Por lo tanto, recordemos de nuevo la dramática experiencia de ese naufragio. El barco en el que viaja Pablo está a merced de los elementos. Llevan catorce días en el mar, a la deriva, y como no se ven ni el sol ni las estrellas, los viajeros se sienten desorientados, perdidos. El mar se estrella con violencia contra el barco que temen que se rompa por la fuerza de las olas. También les azotan el viento y la lluvia. La fuerza del mar y de la tormenta es terrible e indiferente al destino de los navegantes: ¡eran más de 260 personas!
Pero Pablo, que sabe que no es así, habla. La fe le dice que su vida está en manos de Dios, que resucitó a Jesús de entre los muertos, y que lo llamó a él, a Pablo, para llevar el Evangelio hasta los confines de la tierra. Su fe también le dice que Dios, según lo que Jesús reveló, es un Padre amoroso. Por eso Pablo se dirige a sus compañeros de viaje e, inspirado por la fe, les anuncia que Dios no permitirá que pierdan ni un solo cabello.
Esta profecía se cumple cuando el barco encalla en la costa de Malta y todos los pasajeros pisan la tierra firme sanos y salvos.
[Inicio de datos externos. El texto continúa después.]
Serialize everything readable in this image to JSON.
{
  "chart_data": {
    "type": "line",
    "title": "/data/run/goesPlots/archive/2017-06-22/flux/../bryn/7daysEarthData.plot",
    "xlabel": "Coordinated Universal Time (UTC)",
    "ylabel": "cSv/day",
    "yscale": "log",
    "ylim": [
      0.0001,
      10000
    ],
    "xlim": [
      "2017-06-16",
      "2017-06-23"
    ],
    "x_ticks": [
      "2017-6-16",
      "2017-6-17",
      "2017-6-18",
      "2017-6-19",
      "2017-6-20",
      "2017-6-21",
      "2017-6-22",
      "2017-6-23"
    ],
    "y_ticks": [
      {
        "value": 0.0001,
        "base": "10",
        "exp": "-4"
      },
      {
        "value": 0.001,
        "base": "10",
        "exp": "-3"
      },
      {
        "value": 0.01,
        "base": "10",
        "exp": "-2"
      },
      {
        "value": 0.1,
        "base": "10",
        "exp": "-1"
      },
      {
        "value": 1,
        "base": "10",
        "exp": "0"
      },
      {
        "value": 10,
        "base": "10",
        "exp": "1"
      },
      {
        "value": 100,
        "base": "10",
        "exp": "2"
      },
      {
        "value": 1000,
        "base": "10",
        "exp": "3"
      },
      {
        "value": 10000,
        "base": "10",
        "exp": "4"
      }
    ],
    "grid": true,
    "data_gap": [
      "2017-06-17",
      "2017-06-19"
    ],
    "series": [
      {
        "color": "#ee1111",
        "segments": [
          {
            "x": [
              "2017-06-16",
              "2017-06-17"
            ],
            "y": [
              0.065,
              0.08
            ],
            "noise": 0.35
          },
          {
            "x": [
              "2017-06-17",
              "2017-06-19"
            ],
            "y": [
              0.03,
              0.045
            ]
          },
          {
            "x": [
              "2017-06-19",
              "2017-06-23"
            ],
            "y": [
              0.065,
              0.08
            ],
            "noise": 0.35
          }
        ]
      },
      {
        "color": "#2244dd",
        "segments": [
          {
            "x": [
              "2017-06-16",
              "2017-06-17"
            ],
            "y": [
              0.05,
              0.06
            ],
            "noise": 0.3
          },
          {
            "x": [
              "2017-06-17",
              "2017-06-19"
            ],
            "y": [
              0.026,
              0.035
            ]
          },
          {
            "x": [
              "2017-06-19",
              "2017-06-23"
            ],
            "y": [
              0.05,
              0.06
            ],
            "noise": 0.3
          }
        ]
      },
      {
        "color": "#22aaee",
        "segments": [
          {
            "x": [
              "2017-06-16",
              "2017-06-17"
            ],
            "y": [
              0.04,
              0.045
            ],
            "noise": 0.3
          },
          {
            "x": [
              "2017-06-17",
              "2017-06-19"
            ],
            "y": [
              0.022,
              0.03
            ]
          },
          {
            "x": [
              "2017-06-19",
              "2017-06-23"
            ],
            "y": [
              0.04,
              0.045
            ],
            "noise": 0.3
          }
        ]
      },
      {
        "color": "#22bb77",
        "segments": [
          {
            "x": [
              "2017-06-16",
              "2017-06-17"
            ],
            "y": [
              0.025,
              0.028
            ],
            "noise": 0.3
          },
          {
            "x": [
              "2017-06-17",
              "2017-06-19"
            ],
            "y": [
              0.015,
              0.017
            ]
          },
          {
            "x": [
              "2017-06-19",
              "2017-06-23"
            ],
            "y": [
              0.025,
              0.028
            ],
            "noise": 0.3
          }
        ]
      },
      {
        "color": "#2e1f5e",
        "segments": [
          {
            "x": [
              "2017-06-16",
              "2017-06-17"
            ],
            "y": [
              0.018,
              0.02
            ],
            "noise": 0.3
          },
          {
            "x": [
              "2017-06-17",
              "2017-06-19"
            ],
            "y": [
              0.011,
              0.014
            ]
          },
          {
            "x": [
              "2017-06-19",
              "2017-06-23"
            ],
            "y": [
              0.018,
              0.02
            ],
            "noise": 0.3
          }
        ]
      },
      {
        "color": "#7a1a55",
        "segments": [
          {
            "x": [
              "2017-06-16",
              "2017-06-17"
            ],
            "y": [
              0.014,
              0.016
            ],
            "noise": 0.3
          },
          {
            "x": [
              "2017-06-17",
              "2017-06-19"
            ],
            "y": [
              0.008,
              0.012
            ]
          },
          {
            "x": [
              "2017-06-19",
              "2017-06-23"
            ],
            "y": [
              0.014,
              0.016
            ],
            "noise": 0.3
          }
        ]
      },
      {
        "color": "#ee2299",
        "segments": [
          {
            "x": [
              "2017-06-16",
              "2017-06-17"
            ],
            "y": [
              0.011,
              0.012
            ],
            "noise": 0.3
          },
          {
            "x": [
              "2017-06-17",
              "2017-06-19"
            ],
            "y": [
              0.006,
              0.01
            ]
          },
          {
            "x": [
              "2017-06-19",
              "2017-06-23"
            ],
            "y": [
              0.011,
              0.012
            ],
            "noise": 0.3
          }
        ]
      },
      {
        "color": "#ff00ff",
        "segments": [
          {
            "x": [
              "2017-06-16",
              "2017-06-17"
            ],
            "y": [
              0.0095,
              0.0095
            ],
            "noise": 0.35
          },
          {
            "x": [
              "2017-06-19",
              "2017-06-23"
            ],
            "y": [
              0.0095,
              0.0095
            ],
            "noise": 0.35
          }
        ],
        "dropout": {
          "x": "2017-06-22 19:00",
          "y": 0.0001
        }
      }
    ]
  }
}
Y allí experimentan algo nuevo. En contraste con la violencia brutal del mar tempestuoso, reciben el testimonio de la "humanidad poco común" de los isleños. Esta gente, para la que son extranjeros, se muestra atenta a sus necesidades. Encienden un fuego para que se calienten, les dan refugio contra la lluvia y comida.
Aunque todavía no han recibido la Buena Nueva de Cristo, manifiestan el amor de Dios en actos concretos de bondad. Efectivamente, la hospitalidad espontánea y la amabilidad comunican algo del amor de Dios. Y la hospitalidad de los isleños malteses se ve recompensada por los milagros de curación que Dios obra a través de Pablo en la isla. La gente de Malta fue, pues, un signo de la Providencia de Dios para el Apóstol; también él fue testigo del amor misericordioso de Dios por ellos.
Queridísimos: la hospitalidad es importante; y es también una importante virtud ecuménica. Significa reconocer, ante todo, que los demás cristianos son verdaderamente nuestros hermanos y nuestras hermanas en Cristo. Somos hermanos. Alguien os dirá: "Pero ese es protestante, ese es ortodoxo...". Sí, pero somos hermanos en Cristo. No es un acto de generosidad en un solo sentido, porque cuando somos hospitalarios con otros cristianos los acogemos como un regalo que nos han hecho. Como los malteses, - buenos, estos malteses- somos recompensados porque recibimos lo que el Espíritu Santo ha sembrado en estos hermanos y hermanas nuestros, que se convierte en un regalo también para nosotros porque el Espíritu Santo siembra también su gracia por doquier.
Acoger a los cristianos de otra tradición significa, en primer lugar, mostrar el amor de Dios por ellos, porque son hijos de Dios, -hermanos nuestros- y también recibir lo que Dios ha realizado en sus vidas. La hospitalidad ecuménica requiere la voluntad de escuchar a los otros cristianos, prestando atención a sus historias personales de fe y a la historia de su comunidad, comunidad de fe con otra tradición diferente de la nuestra. La hospitalidad ecuménica implica el deseo de conocer la experiencia que otros cristianos tienen de Dios y la expectativa de recibir los dones espirituales que la acompañan. Y esto es una gracia, descubrir esto es una gracia. Pienso en los tiempos pasados, en mi tierra por ejemplo. Cuando vinieron algunos misioneros evangélicos, un grupito de católicos iba a quemarles las tiendas. Esto no: No es cristiano. Somos hermanos, todos somos hermanos, y debemos ser hospitales unos con otros.